Aquilegia baluchistanica

Scientific classification
- Kingdom: Plantae
- Clade: Tracheophytes
- Clade: Angiosperms
- Clade: Eudicots
- Order: Ranunculales
- Family: Ranunculaceae
- Genus: Aquilegia
- Species: A. baluchistanica
- Binomial name: Aquilegia baluchistanica Qureshi & Chaudhri

= Aquilegia baluchistanica =

- Genus: Aquilegia
- Species: baluchistanica
- Authority: Qureshi & Chaudhri

Species of flowering plant

Aquilegia baluchistanica is a perennial flowering plant in the family Ranunculaceae, endemic to Pakistan. It has pink flowers.

==Description==
Aquilegia baluchistanica is a perennial herb growing to 15–40 cm tall. It has pubescent stems and green, biternate basal leaves. The flowers may be solitary, with pale pink petals and hooked nectar spurs. Its nectar spurs are between 15 mm and 25 mm. Stems possess between one and six flowers.

==Taxonomy==
The species was described in 1979 by the Pakistani botanists Rizwana Aleem Qureshi (born 1950) and Mohammad Nazeer Chaudhri (1932–2010). The type specimen was collected in Baluchistan on a date recorded as 25 May 1979, although this is likely erroneous as that would be after the formal description of the species from that specimen. The species was described from this sole specimen.

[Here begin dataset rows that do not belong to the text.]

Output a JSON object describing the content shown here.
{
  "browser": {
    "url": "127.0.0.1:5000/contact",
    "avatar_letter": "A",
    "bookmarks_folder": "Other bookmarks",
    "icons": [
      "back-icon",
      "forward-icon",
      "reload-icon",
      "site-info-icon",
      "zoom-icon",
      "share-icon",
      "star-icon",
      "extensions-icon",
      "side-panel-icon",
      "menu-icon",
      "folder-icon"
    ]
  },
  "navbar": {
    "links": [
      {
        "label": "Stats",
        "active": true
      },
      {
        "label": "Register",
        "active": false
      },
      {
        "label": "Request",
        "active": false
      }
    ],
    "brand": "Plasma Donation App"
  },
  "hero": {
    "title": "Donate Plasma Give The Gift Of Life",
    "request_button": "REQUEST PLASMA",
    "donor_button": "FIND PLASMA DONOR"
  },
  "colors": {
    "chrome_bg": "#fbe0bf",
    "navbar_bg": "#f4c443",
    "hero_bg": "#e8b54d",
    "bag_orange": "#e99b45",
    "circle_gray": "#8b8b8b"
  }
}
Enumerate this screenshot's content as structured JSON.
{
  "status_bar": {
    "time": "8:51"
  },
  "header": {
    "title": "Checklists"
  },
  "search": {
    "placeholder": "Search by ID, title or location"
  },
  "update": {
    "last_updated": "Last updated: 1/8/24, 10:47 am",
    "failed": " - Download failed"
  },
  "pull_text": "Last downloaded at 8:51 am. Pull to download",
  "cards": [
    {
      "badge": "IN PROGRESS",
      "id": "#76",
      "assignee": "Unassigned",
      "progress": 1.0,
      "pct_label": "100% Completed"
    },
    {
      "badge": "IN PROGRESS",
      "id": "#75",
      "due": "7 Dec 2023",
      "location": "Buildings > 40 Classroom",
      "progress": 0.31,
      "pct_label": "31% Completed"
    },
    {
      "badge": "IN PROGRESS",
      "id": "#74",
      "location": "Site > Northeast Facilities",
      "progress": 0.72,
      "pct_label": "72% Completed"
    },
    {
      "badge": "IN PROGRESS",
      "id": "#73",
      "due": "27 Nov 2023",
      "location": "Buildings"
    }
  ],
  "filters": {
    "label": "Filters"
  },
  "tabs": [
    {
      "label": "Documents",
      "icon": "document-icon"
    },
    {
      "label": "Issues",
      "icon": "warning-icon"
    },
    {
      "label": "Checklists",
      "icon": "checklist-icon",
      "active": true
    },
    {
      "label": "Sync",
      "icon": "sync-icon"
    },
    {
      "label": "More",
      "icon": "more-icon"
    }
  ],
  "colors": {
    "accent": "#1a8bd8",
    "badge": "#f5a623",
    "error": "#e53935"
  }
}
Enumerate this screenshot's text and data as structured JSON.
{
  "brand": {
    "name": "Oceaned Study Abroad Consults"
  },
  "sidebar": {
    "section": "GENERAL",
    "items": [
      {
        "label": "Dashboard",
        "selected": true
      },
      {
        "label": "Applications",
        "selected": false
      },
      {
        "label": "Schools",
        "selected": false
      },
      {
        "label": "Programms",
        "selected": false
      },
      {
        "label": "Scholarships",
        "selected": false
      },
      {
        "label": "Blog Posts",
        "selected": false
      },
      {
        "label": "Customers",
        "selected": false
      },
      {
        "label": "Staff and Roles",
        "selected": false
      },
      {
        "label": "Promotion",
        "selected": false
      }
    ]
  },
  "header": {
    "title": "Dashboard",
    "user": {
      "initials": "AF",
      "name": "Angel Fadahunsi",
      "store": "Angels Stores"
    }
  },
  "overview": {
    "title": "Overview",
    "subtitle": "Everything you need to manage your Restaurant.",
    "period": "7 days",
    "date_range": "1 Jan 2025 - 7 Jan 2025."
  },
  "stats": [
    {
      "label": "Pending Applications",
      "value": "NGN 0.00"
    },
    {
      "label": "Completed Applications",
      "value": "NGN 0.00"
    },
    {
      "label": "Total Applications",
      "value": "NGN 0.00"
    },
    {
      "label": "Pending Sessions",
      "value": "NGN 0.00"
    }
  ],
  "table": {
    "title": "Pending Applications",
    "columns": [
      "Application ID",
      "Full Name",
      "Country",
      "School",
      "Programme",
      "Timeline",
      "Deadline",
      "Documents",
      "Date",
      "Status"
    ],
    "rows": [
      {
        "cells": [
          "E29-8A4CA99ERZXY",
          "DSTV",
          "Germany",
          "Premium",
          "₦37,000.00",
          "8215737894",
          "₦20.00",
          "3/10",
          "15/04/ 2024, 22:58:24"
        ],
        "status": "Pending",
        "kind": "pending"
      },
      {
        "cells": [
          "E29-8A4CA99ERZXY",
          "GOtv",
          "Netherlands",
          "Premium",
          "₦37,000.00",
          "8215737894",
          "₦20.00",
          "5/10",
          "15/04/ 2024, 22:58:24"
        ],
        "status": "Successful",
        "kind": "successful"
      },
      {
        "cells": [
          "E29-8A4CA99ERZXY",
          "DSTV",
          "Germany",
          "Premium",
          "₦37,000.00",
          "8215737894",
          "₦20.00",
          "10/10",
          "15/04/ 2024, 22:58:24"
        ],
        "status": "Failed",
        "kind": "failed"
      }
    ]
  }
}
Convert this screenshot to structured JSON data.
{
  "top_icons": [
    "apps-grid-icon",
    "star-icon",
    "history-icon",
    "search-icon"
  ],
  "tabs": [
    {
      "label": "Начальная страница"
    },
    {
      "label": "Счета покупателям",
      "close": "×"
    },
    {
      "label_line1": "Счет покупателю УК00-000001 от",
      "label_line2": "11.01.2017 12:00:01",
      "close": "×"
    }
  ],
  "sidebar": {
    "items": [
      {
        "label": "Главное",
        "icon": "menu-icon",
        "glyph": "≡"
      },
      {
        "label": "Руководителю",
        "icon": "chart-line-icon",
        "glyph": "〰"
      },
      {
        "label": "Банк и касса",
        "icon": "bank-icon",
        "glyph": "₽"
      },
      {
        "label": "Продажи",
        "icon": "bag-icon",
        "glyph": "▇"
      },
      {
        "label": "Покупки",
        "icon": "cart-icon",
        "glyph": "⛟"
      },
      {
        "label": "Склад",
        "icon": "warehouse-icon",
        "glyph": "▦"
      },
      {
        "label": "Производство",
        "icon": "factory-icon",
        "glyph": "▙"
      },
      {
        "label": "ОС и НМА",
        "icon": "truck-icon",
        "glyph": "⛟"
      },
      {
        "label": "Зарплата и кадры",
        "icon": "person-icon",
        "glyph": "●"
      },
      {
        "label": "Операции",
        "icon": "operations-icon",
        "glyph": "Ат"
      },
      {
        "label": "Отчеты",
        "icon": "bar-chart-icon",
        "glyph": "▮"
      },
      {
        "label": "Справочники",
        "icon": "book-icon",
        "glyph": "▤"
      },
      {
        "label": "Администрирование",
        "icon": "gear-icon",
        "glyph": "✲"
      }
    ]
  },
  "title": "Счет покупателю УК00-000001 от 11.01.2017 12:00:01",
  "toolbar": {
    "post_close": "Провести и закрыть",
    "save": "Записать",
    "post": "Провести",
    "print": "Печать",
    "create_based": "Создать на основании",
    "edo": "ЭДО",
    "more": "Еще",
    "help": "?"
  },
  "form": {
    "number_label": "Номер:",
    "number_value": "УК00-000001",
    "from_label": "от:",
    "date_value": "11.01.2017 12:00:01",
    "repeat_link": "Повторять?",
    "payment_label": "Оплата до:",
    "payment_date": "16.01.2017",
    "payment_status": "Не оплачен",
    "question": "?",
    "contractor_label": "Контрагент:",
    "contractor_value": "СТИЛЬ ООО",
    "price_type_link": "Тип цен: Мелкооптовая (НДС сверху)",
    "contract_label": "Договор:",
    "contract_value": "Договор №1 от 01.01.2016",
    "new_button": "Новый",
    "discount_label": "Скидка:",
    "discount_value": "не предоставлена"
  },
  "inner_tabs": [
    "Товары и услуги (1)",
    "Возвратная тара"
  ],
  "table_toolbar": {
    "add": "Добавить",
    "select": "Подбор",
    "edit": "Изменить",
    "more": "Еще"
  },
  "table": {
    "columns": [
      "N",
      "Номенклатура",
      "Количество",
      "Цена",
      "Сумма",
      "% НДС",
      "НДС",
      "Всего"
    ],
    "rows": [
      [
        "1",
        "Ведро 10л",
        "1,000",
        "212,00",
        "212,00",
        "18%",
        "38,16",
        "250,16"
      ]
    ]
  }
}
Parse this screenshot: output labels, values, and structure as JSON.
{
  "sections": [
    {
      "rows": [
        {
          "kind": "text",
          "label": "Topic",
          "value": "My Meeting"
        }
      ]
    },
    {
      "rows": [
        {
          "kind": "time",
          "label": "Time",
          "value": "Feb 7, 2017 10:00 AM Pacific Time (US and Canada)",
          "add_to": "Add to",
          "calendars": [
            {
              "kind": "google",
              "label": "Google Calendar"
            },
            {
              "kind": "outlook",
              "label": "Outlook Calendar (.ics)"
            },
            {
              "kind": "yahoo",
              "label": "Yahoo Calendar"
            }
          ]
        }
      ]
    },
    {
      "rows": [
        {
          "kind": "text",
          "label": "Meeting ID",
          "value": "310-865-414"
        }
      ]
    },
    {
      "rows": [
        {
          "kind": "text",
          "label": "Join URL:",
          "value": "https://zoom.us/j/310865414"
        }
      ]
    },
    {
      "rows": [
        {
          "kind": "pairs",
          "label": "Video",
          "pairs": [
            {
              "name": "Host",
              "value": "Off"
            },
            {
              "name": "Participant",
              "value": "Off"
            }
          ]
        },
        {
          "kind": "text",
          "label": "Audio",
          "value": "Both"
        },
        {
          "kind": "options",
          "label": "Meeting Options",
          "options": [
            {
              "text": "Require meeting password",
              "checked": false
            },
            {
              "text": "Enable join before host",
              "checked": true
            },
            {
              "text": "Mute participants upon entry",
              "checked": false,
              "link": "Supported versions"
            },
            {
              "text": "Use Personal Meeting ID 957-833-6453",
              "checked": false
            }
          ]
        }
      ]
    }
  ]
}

Aquilegia baluchistanica is one of three Pakistani Aquilegia species described as possessing affinities with Aquilegia pubiflora, with the others being Aquilegia chitralensis and Aquilegia kurramensis. A. baluchistanica is particularly similar to A. chitralensis, differing in number of flowers on each stem and in nectar spur length.

==Distribution and habitat==
Aquilegia baluchistanica is endemic to Baluchistan in Pakistan, known from Sibi District. It grows in shady rocky areas.

==Conservation==
As of November 2024, the species has not been assessed for the IUCN Red List.

==Ecology==
Aquilegia baluchistanica flowers in spring and early summer.